JT: Well, I found the film on a website that lists a bunch of casting calls, and when I saw this particular opportunity was available, I was like, ‘Oh man, I’m going to be upset if I don’t get this,’ because I’m thinking, how many actual Japanese-Americans are out there auditioning for this besides me? So, I auditioned in March, and I think I was actually the first person to audition for the role, and I met up with the director. The process was cool, because I think I was the only actual Japanese American who tried out. It was great, because the struggle of Japanese-Americans during that time period is a very dear story to my heart, because if I was alive, say, fifty years ago, I would probably have been in their same situation. However, I was born in a different time, so my life is much, much better.

AM: So, what did you do to prepare to be in a war movie? Did you have to go through any special training?

JT: Yeah, actually, I did. There was a military specialist, and he was training us before shoots to make sure everything was correct. We also had a historian to fact check and help us to perfect our dialogue. I also read a few books, one in particular was called “Letters from the 422nd,” by Minoru Masuda, which was really helpful.

AM: Did you find the process to be physically or mentally taxing?

JT: The experience was definitely a little bit of both. However, I’m a bit more on the athletic side, so it wasn’t too crazy physically, but mentally it was very taxing. I don’t want to give away too much, but my character goes through the most traumatic experience of the whole story, which was pretty rough on me. One day, I did multiple takes where I had to ball my eyes out, so that was quite emotionally draining. I had to be emotionally prepared to take in the reality of the situation and what my character was going through.

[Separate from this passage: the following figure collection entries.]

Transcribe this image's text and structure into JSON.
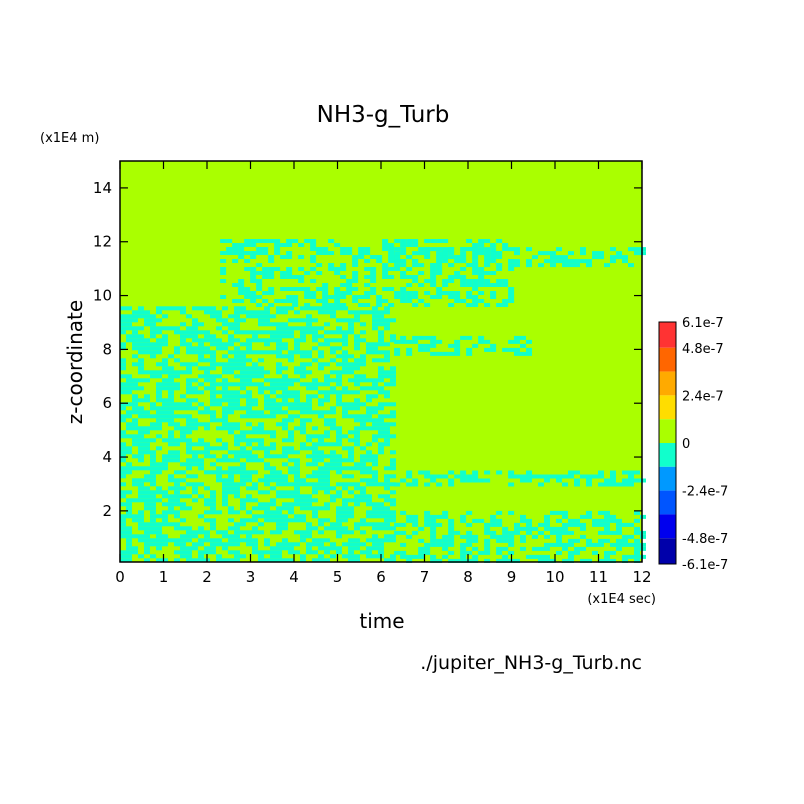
{
  "chart_data": {
    "type": "heatmap",
    "title": "NH3-g_Turb",
    "xlabel": "time",
    "ylabel": "z-coordinate",
    "x_unit_label": "(x1E4 sec)",
    "y_unit_label": "(x1E4 m)",
    "xlim": [
      0,
      12
    ],
    "ylim": [
      0.1,
      15
    ],
    "x_ticks": [
      "0",
      "1",
      "2",
      "3",
      "4",
      "5",
      "6",
      "7",
      "8",
      "9",
      "10",
      "11",
      "12"
    ],
    "y_ticks": [
      "2",
      "4",
      "6",
      "8",
      "10",
      "12",
      "14"
    ],
    "x_tick_values": [
      0,
      1,
      2,
      3,
      4,
      5,
      6,
      7,
      8,
      9,
      10,
      11,
      12
    ],
    "y_tick_values": [
      2,
      4,
      6,
      8,
      10,
      12,
      14
    ],
    "colorbar": {
      "labels": [
        "6.1e-7",
        "4.8e-7",
        "2.4e-7",
        "0",
        "-2.4e-7",
        "-4.8e-7",
        "-6.1e-7"
      ],
      "label_values": [
        6.1e-07,
        4.8e-07,
        2.4e-07,
        0,
        -2.4e-07,
        -4.8e-07,
        -6.1e-07
      ],
      "levels": [
        {
          "min": 4.8e-07,
          "max": 6.1e-07,
          "color": "#ff3333"
        },
        {
          "min": 3.6e-07,
          "max": 4.8e-07,
          "color": "#ff6600"
        },
        {
          "min": 2.4e-07,
          "max": 3.6e-07,
          "color": "#ffaa00"
        },
        {
          "min": 1.2e-07,
          "max": 2.4e-07,
          "color": "#ffdd00"
        },
        {
          "min": 0,
          "max": 1.2e-07,
          "color": "#aaff00"
        },
        {
          "min": -1.2e-07,
          "max": 0,
          "color": "#11ffcc"
        },
        {
          "min": -2.4e-07,
          "max": -1.2e-07,
          "color": "#0099ff"
        },
        {
          "min": -3.6e-07,
          "max": -2.4e-07,
          "color": "#0055ff"
        },
        {
          "min": -4.8e-07,
          "max": -3.6e-07,
          "color": "#0000ee"
        },
        {
          "min": -6.1e-07,
          "max": -4.8e-07,
          "color": "#0000aa"
        }
      ]
    },
    "background_value_color": "#aaff00",
    "negative_value_color": "#11ffcc",
    "regions_negative": [
      {
        "x": [
          0.0,
          6.3
        ],
        "y": [
          0.1,
          9.6
        ]
      },
      {
        "x": [
          2.3,
          9.0
        ],
        "y": [
          9.6,
          12.1
        ]
      },
      {
        "x": [
          6.3,
          12.0
        ],
        "y": [
          11.2,
          11.8
        ]
      },
      {
        "x": [
          6.3,
          9.4
        ],
        "y": [
          7.8,
          8.5
        ]
      },
      {
        "x": [
          6.3,
          12.0
        ],
        "y": [
          3.0,
          3.5
        ]
      },
      {
        "x": [
          6.3,
          12.0
        ],
        "y": [
          0.1,
          2.0
        ]
      }
    ],
    "footer": "./jupiter_NH3-g_Turb.nc"
  }
}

AM: I also saw, via your Instagram, that you went to visit Mt. Olivet Japanese Cemetery on Memorial Day, how was that experience for you?

JT: It was amazing, I read up on a lot of the soldiers’ histories and I actually met up with their families and veterans on Memorial Day. It was a really humbling experience because you realize that, wow, these guys are actual American heroes who risked their lives for a country that turned against them, and it’s an honor that I have the opportunity portray one of these amazing men.

Johnathan Tanigaki
Sophomore student Johnathan Tanigaki

 AM: What was the purpose or goal of the film?

JT: This has been a passion project of the director, who is an NYU grad, for a very long time. The inspiration for the film stems from him being Japanese, but born in Hong Kong, so when he was in Japan he felt kind of like he was an outcast and didn’t belong. His alienation made him think about how the Japanese-Americans were in a similar boat. He wanted to shine a light on the fact that these people are just like any other soldiers. These Japanese-American soldiers went through hell and back, but somehow, at the end of the day, they kept going on. So, no matter how crappy or terrible the situation, these guys are the kind of people whose smiles never faded and stayed thankful that they were still alive. They kept on fighting because they had something to prove and I think that was his message.

AM: Are you finished filming or is the movie still a work in progress?

JT: I’m finished filming, however, the editing will probably take a few months. After that, we plan on submitting it to a lot of festivals, hope for the best and see what happens.

AM: Now that you’re done filming what are your plans for the future?

JT: I’m a theater major so I’m just on my grind, auditioning for plays and musicals. Next summer I have a few feature films coming out, but more on the horror and comedy side, as opposed to being historically focused like “442 Nisei Soldiers.” I’m going to be in a feature film called “Orchard Beach” coming up in a few weeks and then I’ll be auditioning for other stuff over the summer. Just keeping busy!